How are you implementing site search

In my testing, when I used Plain, something about linebreaks in the result was making the JSON invalid. Switching to PlainWords fixed it. I didn’t really spend any time trying to figure out exactly why.

Thanks @sebz!

I used your gist to integrate search. I wrote my own index generator that preprocesses my Markdown (gets rid of all of the words lunr doesn’t use, html elements, …). It’s way less generic than the solution @thraxil provided, but it works for me (read: low chance of it being useful for others). I then created a search.html partial template with some parameters I keep in my site config.toml file. Works great!

I have everything deployed with a Fabric script, so it’s still as easy as hugo new .., edit the post, deploy.

See this:

It ends with a demo with a search prototype in the Gophercon Hugo-built site.

2 Likes

It seems to be building the index using https://github.com/blevesearch/hugoidx

http://www.blevesearch.com/news/Site-Search/

Just spent the afternoon experimenting with Bleve. Very impressed. They do lack a little in the documentation department (I was guessing a little in the document mapping), but that is coming.

But as it is, with the fairly big optional language support, I think it has to stay as a side project of Hugo – plugin, maybe.

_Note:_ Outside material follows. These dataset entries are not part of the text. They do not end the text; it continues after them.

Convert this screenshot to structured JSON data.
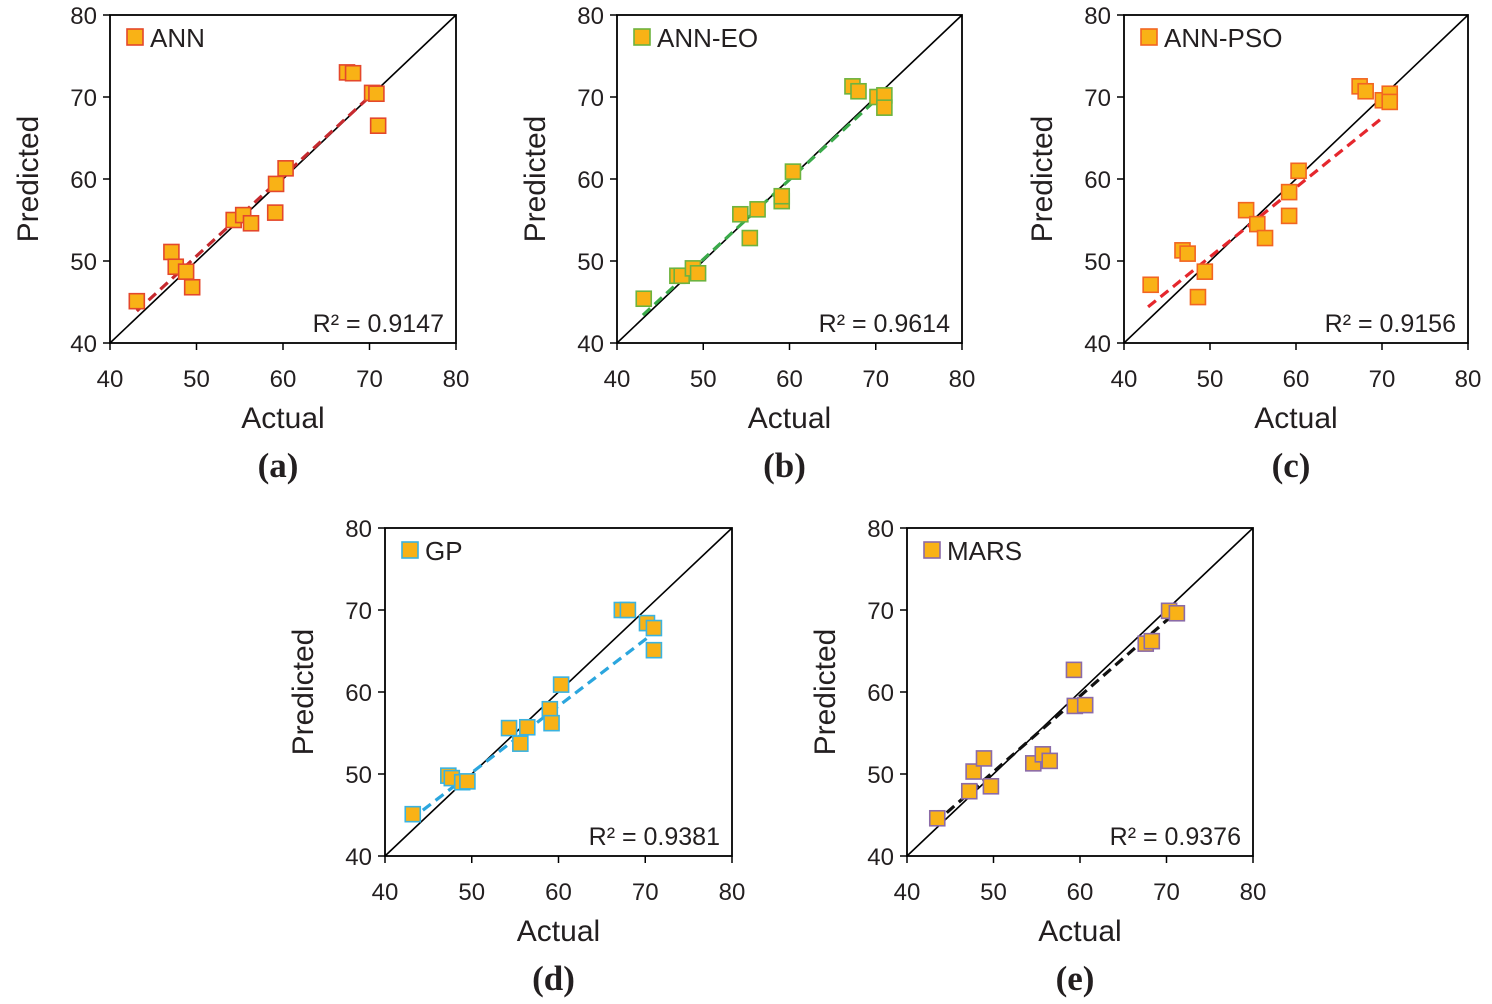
{
  "chart_data": [
    {
      "type": "scatter",
      "panel_label": "(a)",
      "legend": "ANN",
      "annotation": "R² = 0.9147",
      "xlabel": "Actual",
      "ylabel": "Predicted",
      "xlim": [
        40,
        80
      ],
      "ylim": [
        40,
        80
      ],
      "xticks": [
        40,
        50,
        60,
        70,
        80
      ],
      "yticks": [
        40,
        50,
        60,
        70,
        80
      ],
      "x": [
        43.1,
        47.1,
        47.6,
        48.8,
        49.5,
        54.3,
        55.4,
        56.3,
        59.1,
        59.2,
        60.3,
        67.4,
        68.1,
        70.3,
        70.8,
        71.0
      ],
      "y": [
        45.1,
        51.1,
        49.3,
        48.7,
        46.8,
        55.0,
        55.6,
        54.6,
        55.9,
        59.4,
        61.3,
        73.0,
        72.9,
        70.5,
        70.4,
        66.5
      ],
      "fit_line": {
        "x": [
          43.1,
          71.2
        ],
        "y": [
          43.9,
          71.2
        ]
      },
      "marker_fill": "#F9B216",
      "marker_edge": "#E4482B",
      "fit_color": "#C62A2F"
    },
    {
      "type": "scatter",
      "panel_label": "(b)",
      "legend": "ANN-EO",
      "annotation": "R² = 0.9614",
      "xlabel": "Actual",
      "ylabel": "Predicted",
      "xlim": [
        40,
        80
      ],
      "ylim": [
        40,
        80
      ],
      "xticks": [
        40,
        50,
        60,
        70,
        80
      ],
      "yticks": [
        40,
        50,
        60,
        70,
        80
      ],
      "x": [
        43.1,
        47.0,
        47.5,
        48.8,
        49.4,
        54.3,
        55.4,
        56.3,
        59.1,
        59.1,
        60.4,
        67.3,
        68.0,
        70.2,
        71.0,
        71.0
      ],
      "y": [
        45.4,
        48.2,
        48.2,
        49.1,
        48.5,
        55.7,
        52.8,
        56.3,
        57.3,
        57.9,
        60.9,
        71.3,
        70.7,
        70.0,
        70.2,
        68.7
      ],
      "fit_line": {
        "x": [
          43.0,
          71.3
        ],
        "y": [
          43.4,
          70.9
        ]
      },
      "marker_fill": "#F9B216",
      "marker_edge": "#6DB33F",
      "fit_color": "#3AAA4A"
    },
    {
      "type": "scatter",
      "panel_label": "(c)",
      "legend": "ANN-PSO",
      "annotation": "R² = 0.9156",
      "xlabel": "Actual",
      "ylabel": "Predicted",
      "xlim": [
        40,
        80
      ],
      "ylim": [
        40,
        80
      ],
      "xticks": [
        40,
        50,
        60,
        70,
        80
      ],
      "yticks": [
        40,
        50,
        60,
        70,
        80
      ],
      "x": [
        43.1,
        46.8,
        47.4,
        48.6,
        49.4,
        54.2,
        55.5,
        56.4,
        59.2,
        59.2,
        60.3,
        67.4,
        68.1,
        70.1,
        70.9,
        70.9
      ],
      "y": [
        47.1,
        51.3,
        50.9,
        45.6,
        48.7,
        56.2,
        54.5,
        52.8,
        55.5,
        58.4,
        61.0,
        71.3,
        70.7,
        69.6,
        70.4,
        69.4
      ],
      "fit_line": {
        "x": [
          42.8,
          70.2
        ],
        "y": [
          44.4,
          67.6
        ]
      },
      "marker_fill": "#F9B216",
      "marker_edge": "#F26522",
      "fit_color": "#E5272D"
    },
    {
      "type": "scatter",
      "panel_label": "(d)",
      "legend": "GP",
      "annotation": "R² = 0.9381",
      "xlabel": "Actual",
      "ylabel": "Predicted",
      "xlim": [
        40,
        80
      ],
      "ylim": [
        40,
        80
      ],
      "xticks": [
        40,
        50,
        60,
        70,
        80
      ],
      "yticks": [
        40,
        50,
        60,
        70,
        80
      ],
      "x": [
        43.2,
        47.3,
        47.7,
        48.9,
        49.5,
        54.3,
        55.6,
        56.4,
        59.0,
        59.2,
        60.3,
        67.3,
        68.0,
        70.2,
        71.0,
        71.0
      ],
      "y": [
        45.1,
        49.8,
        49.5,
        49.0,
        49.1,
        55.6,
        53.7,
        55.7,
        57.9,
        56.2,
        60.9,
        70.0,
        70.0,
        68.4,
        67.8,
        65.1
      ],
      "fit_line": {
        "x": [
          42.9,
          71.1
        ],
        "y": [
          44.4,
          67.3
        ]
      },
      "marker_fill": "#F9B216",
      "marker_edge": "#3BB3E0",
      "fit_color": "#2BA6DE"
    },
    {
      "type": "scatter",
      "panel_label": "(e)",
      "legend": "MARS",
      "annotation": "R² = 0.9376",
      "xlabel": "Actual",
      "ylabel": "Predicted",
      "xlim": [
        40,
        80
      ],
      "ylim": [
        40,
        80
      ],
      "xticks": [
        40,
        50,
        60,
        70,
        80
      ],
      "yticks": [
        40,
        50,
        60,
        70,
        80
      ],
      "x": [
        43.5,
        47.2,
        47.7,
        48.9,
        49.7,
        54.6,
        55.7,
        56.5,
        59.3,
        59.4,
        60.6,
        67.6,
        68.3,
        70.3,
        71.2
      ],
      "y": [
        44.6,
        47.9,
        50.3,
        51.9,
        48.5,
        51.3,
        52.4,
        51.6,
        62.7,
        58.3,
        58.4,
        65.9,
        66.2,
        69.9,
        69.6
      ],
      "fit_line": {
        "x": [
          43.2,
          71.6
        ],
        "y": [
          44.0,
          70.2
        ]
      },
      "marker_fill": "#F9B216",
      "marker_edge": "#8B6BA8",
      "fit_color": "#111111"
    }
  ]
}
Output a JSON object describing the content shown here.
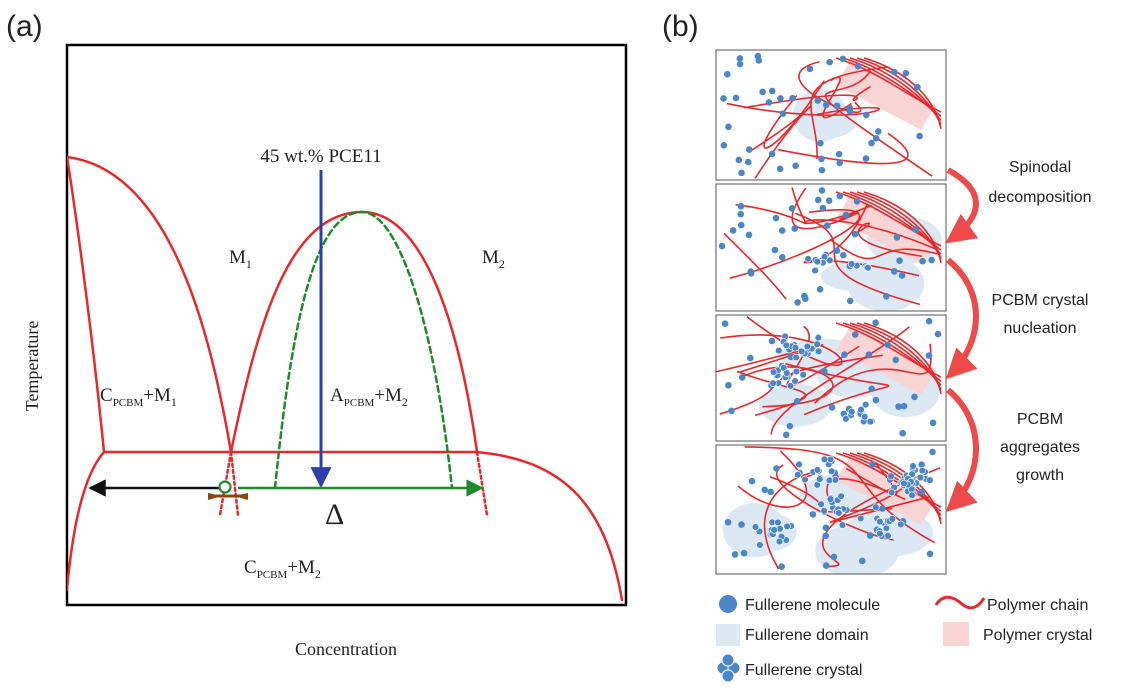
{
  "panel_a": {
    "label": "(a)",
    "composition_label": "45 wt.% PCE11",
    "x_axis_label": "Concentration",
    "y_axis_label": "Temperature",
    "regions": {
      "m1": {
        "main": "M",
        "sub": "1"
      },
      "m2": {
        "main": "M",
        "sub": "2"
      },
      "c_m1": {
        "p1": "C",
        "s1": "PCBM",
        "p2": "+M",
        "s2": "1"
      },
      "a_m2": {
        "p1": "A",
        "s1": "PCBM",
        "p2": "+M",
        "s2": "2"
      },
      "c_m2": {
        "p1": "C",
        "s1": "PCBM",
        "p2": "+M",
        "s2": "2"
      }
    },
    "delta_label": "Δ",
    "colors": {
      "binodal": "#e8282b",
      "spinodal": "#1f8a2a",
      "composition": "#2e3ea8",
      "tie_left": "#111111",
      "delta": "#8b4513"
    }
  },
  "panel_b": {
    "label": "(b)",
    "steps": [
      {
        "lines": [
          "Spinodal",
          "decomposition"
        ]
      },
      {
        "lines": [
          "PCBM crystal",
          "nucleation"
        ]
      },
      {
        "lines": [
          "PCBM",
          "aggregates",
          "growth"
        ]
      }
    ],
    "legend": {
      "molecule": "Fullerene molecule",
      "chain": "Polymer chain",
      "domain": "Fullerene domain",
      "polymer_crystal": "Polymer crystal",
      "fullerene_crystal": "Fullerene crystal"
    },
    "colors": {
      "dot": "#4a86c8",
      "chain": "#e8282b",
      "domain": "#dde8f5",
      "polymer_crystal": "#f9d4d4",
      "arrow": "#ee4a4a"
    }
  }
}
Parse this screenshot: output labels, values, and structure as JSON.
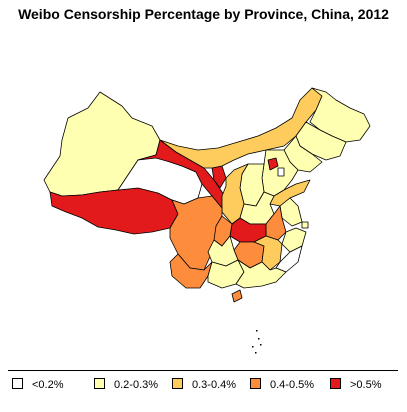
{
  "title": "Weibo Censorship Percentage by Province, China, 2012",
  "legend": {
    "items": [
      {
        "label": "<0.2%",
        "color": "#ffffff"
      },
      {
        "label": "0.2-0.3%",
        "color": "#ffffb2"
      },
      {
        "label": "0.3-0.4%",
        "color": "#fecc5c"
      },
      {
        "label": "0.4-0.5%",
        "color": "#fd8d3c"
      },
      {
        "label": ">0.5%",
        "color": "#e31a1c"
      }
    ]
  },
  "provinces": [
    {
      "name": "Xinjiang",
      "class": 1
    },
    {
      "name": "Tibet",
      "class": 4
    },
    {
      "name": "Qinghai",
      "class": 0
    },
    {
      "name": "Gansu",
      "class": 4
    },
    {
      "name": "Ningxia",
      "class": 4
    },
    {
      "name": "Inner Mongolia",
      "class": 2
    },
    {
      "name": "Heilongjiang",
      "class": 1
    },
    {
      "name": "Jilin",
      "class": 1
    },
    {
      "name": "Liaoning",
      "class": 1
    },
    {
      "name": "Hebei",
      "class": 1
    },
    {
      "name": "Beijing",
      "class": 4
    },
    {
      "name": "Tianjin",
      "class": 0
    },
    {
      "name": "Shanxi",
      "class": 1
    },
    {
      "name": "Shaanxi",
      "class": 2
    },
    {
      "name": "Shandong",
      "class": 2
    },
    {
      "name": "Henan",
      "class": 1
    },
    {
      "name": "Jiangsu",
      "class": 1
    },
    {
      "name": "Anhui",
      "class": 3
    },
    {
      "name": "Shanghai",
      "class": 1
    },
    {
      "name": "Hubei",
      "class": 4
    },
    {
      "name": "Sichuan",
      "class": 3
    },
    {
      "name": "Chongqing",
      "class": 3
    },
    {
      "name": "Zhejiang",
      "class": 1
    },
    {
      "name": "Hunan",
      "class": 3
    },
    {
      "name": "Jiangxi",
      "class": 2
    },
    {
      "name": "Guizhou",
      "class": 1
    },
    {
      "name": "Yunnan",
      "class": 3
    },
    {
      "name": "Fujian",
      "class": 0
    },
    {
      "name": "Guangxi",
      "class": 1
    },
    {
      "name": "Guangdong",
      "class": 1
    },
    {
      "name": "Hainan",
      "class": 3
    }
  ]
}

@sebz I’m just looking at Hugo for the first time, but I’ve been developing a portfolio site for a bit now using Jekyll. I implemented search using Tipue, but I’m hoping to remove the jQuery dependency entirely and move to lunr.js. Although Hugo is obviously different, any chance you’d be willing to share some of the code for you how you implemented lunr.js? Do you have the ability to customize or “promote” certain results for certain terms? Any help would be greatly appreciated. I’m considering moving a rather large public-facing site to static, and Jekyll is a little too slow for my tastes. Thanks!

In an earlier post he linked this Gist. The comments should help to give you an idea of how the script works.

@digitalcraftsman thanks for sharing the gist :slight_smile:

@rdwatters, as I just commented in the gist, this solution is far from perfect… In my case the number of pages has dramatically increased and downloading the index on the client side is now an issue (here: https://doc.airvantage.net/av/).

A possibility would be to have a small nodejs webapp to serve a search API based on the same lunrjs index. But it implicates adding a server, managing the index updates and monitoring this small webapp and so on…

As we speak, I’m evaluating the integration of Google Custom Search instead of this lunrjs based solution… I know… It’s a shame :slight_smile:
So far it looks good, I’m afraid of losing a bit of flexibility though. Adding the small nodejs webapp is not excluded yet.

I’ll post my results in this thread soon.

Cheers !

I have tested the Bleve search, and that is fairly easy to set up with Hugo. It needs a server, but that is mostly straight forward with Go. Don’t think it’s hostable out-of the box on Google’s appengine, but that is coming, I guess.

@bep, in fact, one of my coworker (and Go fanboy :P) tested it too. He encountered some issues (solved by the Bleeve devs) and finally got stuck on a problem with raw HTML files we have along with the Markdown content…

To be honest I did not take the time to investigate, lazy to jump into the Go world… :frowning:

@bep and @sebz Thanks or the feedback. I guess my hope was that there was a way for me to write directly to a .json using Hugo (keep in mind I just barely discovered this SSG a couple days ago, although I love Jekyl and Hexo) so that I wouldn’t need to support two separate applications. The beauty of using something like Jekyll with GH pages is that everything is a little more self-contained. Very excited to start learning Go and this SSG. Cheers to all!

How big is your index? Are you including the full text of all of your content, or just a summary?

How are you generating your index?

If you’re generating an index with a build process you can minify and add a cache-busting fingerprint. The fact that the index is a static file means that the browser will cache it so you should only have to download it once (each time you update the index).

I was kind of bummed that Hugo doesn’t support writing metafiles out of the box (looping through site content to create an index). It’s easy to get around if you have a build process, though!

That seems like a good feature for someone to add. I like the idea that
Hugo could do this out of the box.

If you happen to be serving your Hugo site with Caddy, there’s a search add-on that automatically indexes your site and provides a search endpoint and search page (screenshot) that you can customize. The module is fairly new so it needs some proving, but it has a pretty solid foundation since it’s powered by bleve, which was mentioned in this thread earlier.

(The benefit here is that the search is built into your web server; Hugo generates the site and your web server automatically indexes the new pages.)

@spf13 In future, wouldn’t it be possible to use bleve as search engine for the Hugo website?

It’s possible today. They have an add on that reads Hugo source.

You mean hugoidx. But I meant that this would be a great alternative to the Google search field in the docs of Hugo.

Yes, or the plugin for Caddy. I agree that the Hugo site should use a search engine closer to the engine, and it will happen … but it involves work.

Is there any plan for Hugo to embrace one or the other for a future release?